2. The bonnet production line as defined in claim 1, wherein: the rotary table (1) comprises a base (11), a driving mechanism (12), a rotating shaft and a bracket (13), wherein one end of the rotating shaft is arranged on the base (11) through a bearing; the bracket (13) is arranged at the other end of the rotating shaft; the driving mechanism (12) is arranged on the base (11), and the driving mechanism (12) is connected with the rotating shaft and used for driving the rotating shaft to rotate; the station (2) is arranged on the bracket (13).

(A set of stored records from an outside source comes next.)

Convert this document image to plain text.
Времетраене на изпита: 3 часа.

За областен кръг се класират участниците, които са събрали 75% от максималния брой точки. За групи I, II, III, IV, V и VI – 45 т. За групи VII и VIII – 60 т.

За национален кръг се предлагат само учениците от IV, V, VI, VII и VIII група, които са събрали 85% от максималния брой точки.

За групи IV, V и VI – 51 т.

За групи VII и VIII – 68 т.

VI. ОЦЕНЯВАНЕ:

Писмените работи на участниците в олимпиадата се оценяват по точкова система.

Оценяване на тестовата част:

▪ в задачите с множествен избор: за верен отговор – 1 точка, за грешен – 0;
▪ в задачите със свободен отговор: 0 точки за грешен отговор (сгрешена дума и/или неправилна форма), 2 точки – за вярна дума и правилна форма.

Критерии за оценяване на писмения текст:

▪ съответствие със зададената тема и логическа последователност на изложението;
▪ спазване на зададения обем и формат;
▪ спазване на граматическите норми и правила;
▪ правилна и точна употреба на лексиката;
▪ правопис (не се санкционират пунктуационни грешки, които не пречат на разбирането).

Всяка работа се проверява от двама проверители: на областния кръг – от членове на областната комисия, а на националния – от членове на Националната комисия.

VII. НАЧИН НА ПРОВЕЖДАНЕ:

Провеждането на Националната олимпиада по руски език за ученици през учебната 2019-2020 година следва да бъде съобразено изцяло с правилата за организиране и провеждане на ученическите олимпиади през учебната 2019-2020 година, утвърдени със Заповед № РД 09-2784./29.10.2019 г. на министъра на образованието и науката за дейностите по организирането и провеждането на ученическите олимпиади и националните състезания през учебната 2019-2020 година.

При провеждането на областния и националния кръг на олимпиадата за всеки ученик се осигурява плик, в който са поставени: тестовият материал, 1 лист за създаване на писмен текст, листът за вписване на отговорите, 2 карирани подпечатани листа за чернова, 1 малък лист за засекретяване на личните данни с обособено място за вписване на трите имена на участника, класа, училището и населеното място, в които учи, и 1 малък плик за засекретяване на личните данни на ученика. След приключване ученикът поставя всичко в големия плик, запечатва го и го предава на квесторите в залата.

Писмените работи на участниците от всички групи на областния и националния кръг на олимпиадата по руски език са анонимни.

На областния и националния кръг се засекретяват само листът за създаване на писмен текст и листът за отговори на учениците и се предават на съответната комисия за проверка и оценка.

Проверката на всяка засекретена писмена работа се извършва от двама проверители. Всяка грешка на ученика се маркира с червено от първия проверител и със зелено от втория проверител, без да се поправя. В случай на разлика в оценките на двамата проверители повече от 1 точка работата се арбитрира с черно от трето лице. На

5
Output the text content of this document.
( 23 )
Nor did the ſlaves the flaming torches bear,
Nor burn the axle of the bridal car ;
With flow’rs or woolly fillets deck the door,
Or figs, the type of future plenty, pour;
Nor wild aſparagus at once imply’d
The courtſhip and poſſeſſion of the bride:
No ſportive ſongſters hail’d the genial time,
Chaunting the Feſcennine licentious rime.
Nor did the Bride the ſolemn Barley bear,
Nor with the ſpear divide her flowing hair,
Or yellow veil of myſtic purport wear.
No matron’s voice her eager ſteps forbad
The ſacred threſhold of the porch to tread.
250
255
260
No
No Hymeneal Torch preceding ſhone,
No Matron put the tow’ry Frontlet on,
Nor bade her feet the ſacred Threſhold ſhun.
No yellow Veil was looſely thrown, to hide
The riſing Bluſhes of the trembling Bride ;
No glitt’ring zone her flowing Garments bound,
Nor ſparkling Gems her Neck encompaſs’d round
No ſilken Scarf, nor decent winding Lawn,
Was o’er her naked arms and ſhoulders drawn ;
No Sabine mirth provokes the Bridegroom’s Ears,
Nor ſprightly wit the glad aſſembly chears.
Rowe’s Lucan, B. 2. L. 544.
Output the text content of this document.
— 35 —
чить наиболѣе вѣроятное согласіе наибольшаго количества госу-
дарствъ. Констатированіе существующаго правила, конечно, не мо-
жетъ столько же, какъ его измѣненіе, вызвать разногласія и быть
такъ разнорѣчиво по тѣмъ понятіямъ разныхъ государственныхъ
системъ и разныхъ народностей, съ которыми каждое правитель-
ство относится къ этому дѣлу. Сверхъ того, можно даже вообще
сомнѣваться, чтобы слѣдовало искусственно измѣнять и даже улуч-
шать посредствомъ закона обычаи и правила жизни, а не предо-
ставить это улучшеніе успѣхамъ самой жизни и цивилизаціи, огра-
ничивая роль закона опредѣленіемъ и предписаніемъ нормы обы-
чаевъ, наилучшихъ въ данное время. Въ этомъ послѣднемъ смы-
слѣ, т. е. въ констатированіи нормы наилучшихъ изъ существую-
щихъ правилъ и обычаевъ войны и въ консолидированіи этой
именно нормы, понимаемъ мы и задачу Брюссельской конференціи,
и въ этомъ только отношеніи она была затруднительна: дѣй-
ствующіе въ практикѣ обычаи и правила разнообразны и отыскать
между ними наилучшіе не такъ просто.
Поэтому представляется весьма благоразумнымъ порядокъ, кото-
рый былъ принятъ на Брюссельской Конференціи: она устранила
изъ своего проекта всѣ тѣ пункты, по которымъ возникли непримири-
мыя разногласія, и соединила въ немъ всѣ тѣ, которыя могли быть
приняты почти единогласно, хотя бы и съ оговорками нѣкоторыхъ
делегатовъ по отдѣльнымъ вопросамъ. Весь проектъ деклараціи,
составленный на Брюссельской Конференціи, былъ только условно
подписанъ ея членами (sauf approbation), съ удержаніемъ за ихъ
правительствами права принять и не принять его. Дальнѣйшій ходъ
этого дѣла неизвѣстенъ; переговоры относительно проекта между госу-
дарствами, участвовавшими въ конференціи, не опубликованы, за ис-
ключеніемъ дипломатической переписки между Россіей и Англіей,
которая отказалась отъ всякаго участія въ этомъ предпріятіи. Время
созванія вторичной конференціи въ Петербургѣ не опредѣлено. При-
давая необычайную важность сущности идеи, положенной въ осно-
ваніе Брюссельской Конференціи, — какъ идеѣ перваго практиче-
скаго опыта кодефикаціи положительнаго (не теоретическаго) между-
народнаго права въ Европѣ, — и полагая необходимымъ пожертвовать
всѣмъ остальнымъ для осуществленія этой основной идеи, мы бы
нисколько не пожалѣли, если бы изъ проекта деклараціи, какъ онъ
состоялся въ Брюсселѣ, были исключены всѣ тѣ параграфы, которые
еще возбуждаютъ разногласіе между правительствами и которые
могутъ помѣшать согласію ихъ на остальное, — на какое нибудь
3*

3. The bonnet production line as defined in claim 2, wherein: the support (13) is provided with a plurality of detection switches and a plurality of detection blocks, the detection switches are arranged on the support (13), and the detection switches are arranged in one-to-one correspondence with the stations (2); the detection blocks are arranged on the base (11), and the detection blocks and the detection switches are arranged in one-to-one correspondence.

4. The bonnet production line as defined in claim 2, wherein: the base (11) is provided with a first jack, the support (13) is provided with a second jack, the base (11) is provided with a safety bolt, and the safety bolt is sequentially inserted into the first jack and the second jack to limit rotation of the support (13).

5. The bonnet production line as defined in claim 1, wherein: guard rails (23) are arranged between the stations (2).

6. The bonnet production line as defined in claim 1, wherein: the preassembled clamping head (221) is provided with a vehicle type detection switch mechanism, and the vehicle type detection switch mechanism comprises a plurality of detection sensors which are sequentially arranged.